Ventilatory Drive Withdrawal Rather Than Reduced Genioglossus Compensation as a Mechanism of Obstructive Sleep Apnea in REM.

RATIONALE Rapid eye movement sleep (REM) is associated with reduced ventilation and greater obstructive sleep apnea (OSA) severity versus non-REM (nREM) for reasons not fully elucidated. Here we use direct physiological measurements to determine whether the pharyngeal compromise in REM OSA is most consistent with 1) withdrawal of neural ventilatory drive or 2) deficits in pharyngeal pathophysiology per se (i.e. increased collapsibility, decreased muscle responsiveness). METHODS 63 OSA participants completed sleep studies with gold-standard measurements of ventilatory "drive" (calibrated intra-esophageal diaphragm EMG), ventilation (oronasal "ventilation"), and genioglossus EMG (EMGgg). Drive withdrawal was assessed by examining these measurements at nadir drive (1st decile drive within stage). Pharyngeal physiology was assessed by examining collapsibility (lowered ventilation at eupneic drive) and responsiveness (ventilation-drive slope). Mixed model analysis compared REM vs. nREM; sensitivity analysis examined phasic REM. RESULTS REM (≥10 min) was obtained in 25 patients. Compared with nREM, drive in REM dipped to markedly-lower nadir values (1st decile: -21.8[-31.2,-12.4]%eupnea; P<0.0001, estimate[95%CI]), with an accompanying reduction in ventilation (-25.8[-31.8,-19.8]%eupnea; P<0.0001).

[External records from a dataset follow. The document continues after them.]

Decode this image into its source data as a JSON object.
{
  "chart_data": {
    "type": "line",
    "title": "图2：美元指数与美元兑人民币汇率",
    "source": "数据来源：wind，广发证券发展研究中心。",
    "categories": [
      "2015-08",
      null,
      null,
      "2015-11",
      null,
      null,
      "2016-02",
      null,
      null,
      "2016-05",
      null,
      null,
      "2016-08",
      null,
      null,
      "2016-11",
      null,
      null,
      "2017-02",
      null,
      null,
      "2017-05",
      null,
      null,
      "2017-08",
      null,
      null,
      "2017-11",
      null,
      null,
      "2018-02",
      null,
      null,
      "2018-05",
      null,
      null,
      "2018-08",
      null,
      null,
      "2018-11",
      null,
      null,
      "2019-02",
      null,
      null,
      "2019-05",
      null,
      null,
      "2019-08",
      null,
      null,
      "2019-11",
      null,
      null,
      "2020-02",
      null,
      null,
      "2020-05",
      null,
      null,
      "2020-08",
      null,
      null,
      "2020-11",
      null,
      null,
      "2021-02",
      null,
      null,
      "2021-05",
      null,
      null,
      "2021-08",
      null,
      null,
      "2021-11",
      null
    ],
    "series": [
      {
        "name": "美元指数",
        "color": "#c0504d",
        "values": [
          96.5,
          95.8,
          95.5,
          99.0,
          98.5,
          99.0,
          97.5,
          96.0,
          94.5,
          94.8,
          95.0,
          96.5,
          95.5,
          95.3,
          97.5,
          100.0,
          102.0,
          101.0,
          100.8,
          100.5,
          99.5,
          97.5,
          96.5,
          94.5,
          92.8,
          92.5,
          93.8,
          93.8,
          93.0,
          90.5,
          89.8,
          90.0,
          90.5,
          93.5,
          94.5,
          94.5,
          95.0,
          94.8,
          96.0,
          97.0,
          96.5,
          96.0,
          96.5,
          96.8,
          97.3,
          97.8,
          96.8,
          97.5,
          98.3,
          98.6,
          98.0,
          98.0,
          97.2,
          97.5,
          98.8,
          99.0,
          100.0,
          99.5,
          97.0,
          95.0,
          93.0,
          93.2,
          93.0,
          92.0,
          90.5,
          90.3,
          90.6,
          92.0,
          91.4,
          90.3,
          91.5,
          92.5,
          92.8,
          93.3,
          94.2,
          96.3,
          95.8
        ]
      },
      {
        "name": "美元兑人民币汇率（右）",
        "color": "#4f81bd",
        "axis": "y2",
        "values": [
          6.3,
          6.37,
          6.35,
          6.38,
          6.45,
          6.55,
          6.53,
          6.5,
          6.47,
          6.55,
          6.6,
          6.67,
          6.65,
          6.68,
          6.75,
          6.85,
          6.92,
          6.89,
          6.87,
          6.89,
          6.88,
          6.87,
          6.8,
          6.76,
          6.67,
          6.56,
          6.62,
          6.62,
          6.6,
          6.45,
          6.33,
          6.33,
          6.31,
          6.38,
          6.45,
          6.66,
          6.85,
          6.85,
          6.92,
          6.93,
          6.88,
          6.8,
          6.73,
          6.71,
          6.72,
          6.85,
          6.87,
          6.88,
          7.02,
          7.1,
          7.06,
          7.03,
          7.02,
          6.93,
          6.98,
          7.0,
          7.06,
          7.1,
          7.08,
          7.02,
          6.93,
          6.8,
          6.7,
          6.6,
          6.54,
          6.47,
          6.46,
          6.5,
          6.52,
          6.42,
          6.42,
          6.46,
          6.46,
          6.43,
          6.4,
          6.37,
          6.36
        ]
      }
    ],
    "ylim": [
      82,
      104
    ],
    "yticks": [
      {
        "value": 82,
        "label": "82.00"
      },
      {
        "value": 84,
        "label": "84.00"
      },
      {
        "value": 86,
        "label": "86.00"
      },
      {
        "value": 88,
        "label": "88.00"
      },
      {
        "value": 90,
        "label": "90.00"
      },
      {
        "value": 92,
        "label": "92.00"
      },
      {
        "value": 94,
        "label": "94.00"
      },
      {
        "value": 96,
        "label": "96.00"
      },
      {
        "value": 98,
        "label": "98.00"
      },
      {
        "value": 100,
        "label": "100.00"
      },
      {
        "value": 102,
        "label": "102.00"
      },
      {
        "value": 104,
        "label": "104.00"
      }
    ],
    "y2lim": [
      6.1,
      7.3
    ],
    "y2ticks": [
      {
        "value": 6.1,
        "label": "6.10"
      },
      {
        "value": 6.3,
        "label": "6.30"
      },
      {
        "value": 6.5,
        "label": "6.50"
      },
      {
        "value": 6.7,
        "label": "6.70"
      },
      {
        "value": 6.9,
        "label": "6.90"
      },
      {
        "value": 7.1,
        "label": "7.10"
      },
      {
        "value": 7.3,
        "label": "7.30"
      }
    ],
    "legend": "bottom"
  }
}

However, there was no effect of REM on collapsibility (ventilation at eupneic drive), baseline EMGgg activity, or responsiveness. REM was associated with increased OSA severity (+10.1[1.8,19.8] events/hr), but not after adjusting for nadir drive (+4.3[-4.2,14.6]). Drive withdrawal was exacerbated in phasic REM. CONCLUSIONS In OSA patients, the pharyngeal compromise characteristic of REM appears to be explained by ventilatory drive withdrawal rather than preferential decrements in muscle activity or responsiveness. Preventing drive withdrawal may be the leading target for REM OSA.